Kälte-Kick fürs Immunsystem

Julia Schuster

Fotos: Andreas Jacob

Nähern sich die Temperaturen dem Gefrierpunkt, tummeln sich wieder die hartgesottensten Wasserratten an den heimischen Seen, um ein Bad im eisigen Nass zu wagen. Was bei den meisten Menschen entweder Bewunderung oder Unverständnis auslöst, gilt unter den Badenden als Booster fürs Immunsystem.

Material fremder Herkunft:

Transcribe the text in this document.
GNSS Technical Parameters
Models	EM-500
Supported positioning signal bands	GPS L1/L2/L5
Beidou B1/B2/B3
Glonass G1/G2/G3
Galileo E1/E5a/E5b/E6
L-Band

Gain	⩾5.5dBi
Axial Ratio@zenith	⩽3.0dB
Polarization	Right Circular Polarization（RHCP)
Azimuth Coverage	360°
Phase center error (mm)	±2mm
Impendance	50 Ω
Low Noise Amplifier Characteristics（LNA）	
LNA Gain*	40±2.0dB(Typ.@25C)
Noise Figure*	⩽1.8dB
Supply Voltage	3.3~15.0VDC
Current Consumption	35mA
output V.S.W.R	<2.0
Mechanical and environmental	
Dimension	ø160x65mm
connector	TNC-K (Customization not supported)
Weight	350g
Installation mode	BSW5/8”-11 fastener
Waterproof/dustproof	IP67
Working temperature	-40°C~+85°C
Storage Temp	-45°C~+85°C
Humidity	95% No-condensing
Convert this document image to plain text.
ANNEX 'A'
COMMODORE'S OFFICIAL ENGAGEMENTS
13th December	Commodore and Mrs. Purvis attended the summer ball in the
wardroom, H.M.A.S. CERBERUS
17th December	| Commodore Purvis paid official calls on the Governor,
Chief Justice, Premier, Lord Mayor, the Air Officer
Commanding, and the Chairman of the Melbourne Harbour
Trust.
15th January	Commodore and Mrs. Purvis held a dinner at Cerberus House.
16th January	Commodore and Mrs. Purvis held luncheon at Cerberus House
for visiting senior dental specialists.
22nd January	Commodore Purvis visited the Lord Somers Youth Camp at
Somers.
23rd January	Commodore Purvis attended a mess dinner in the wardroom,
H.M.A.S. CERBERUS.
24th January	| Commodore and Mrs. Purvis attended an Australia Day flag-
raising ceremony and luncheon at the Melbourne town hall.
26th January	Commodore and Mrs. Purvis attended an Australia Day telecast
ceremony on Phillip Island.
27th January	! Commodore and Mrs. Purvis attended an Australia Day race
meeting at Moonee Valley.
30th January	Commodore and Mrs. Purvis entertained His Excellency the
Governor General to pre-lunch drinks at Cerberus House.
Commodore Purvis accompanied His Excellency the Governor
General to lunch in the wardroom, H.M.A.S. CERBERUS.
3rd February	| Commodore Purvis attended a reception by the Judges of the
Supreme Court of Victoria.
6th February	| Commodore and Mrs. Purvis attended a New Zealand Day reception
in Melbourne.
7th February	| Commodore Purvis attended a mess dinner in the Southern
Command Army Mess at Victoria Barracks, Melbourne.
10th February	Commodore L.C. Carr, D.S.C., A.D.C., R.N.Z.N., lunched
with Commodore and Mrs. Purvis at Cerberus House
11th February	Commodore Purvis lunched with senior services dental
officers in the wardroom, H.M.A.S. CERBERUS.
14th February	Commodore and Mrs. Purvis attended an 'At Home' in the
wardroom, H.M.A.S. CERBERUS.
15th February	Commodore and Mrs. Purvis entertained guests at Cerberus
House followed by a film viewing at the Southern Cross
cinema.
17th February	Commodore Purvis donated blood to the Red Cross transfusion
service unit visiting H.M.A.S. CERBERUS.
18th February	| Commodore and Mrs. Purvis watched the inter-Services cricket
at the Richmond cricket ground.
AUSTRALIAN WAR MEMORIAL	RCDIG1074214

Eis- bzw. Winterbaden hat gerade in Ländern wie Finnland und Russland eine lange Tradition. Wird es in Skandinavien häufig mit einem Gang in die Sauna verbunden, finden in Russland jedes Jahr am 19. Januar Gottesdienste im Freien statt. Dabei wird die Taufe Jesu gefeiert. Traditionell steigen die Russen zu diesem Anlass ins Eiswasser, um so das Gewissen zu reinigen und sich vor Krankheiten und bösen Geistern zu schützen. In Deutschland dagegen gibt es nur rund 2.000 bis 3.000 Eisbader. Damit gilt das Winterbaden nicht gerade als Trendsportart, dennoch lohnt sich der Sprung ins kalte Wasser, denn es stärkt das Immunsystem und den Geist.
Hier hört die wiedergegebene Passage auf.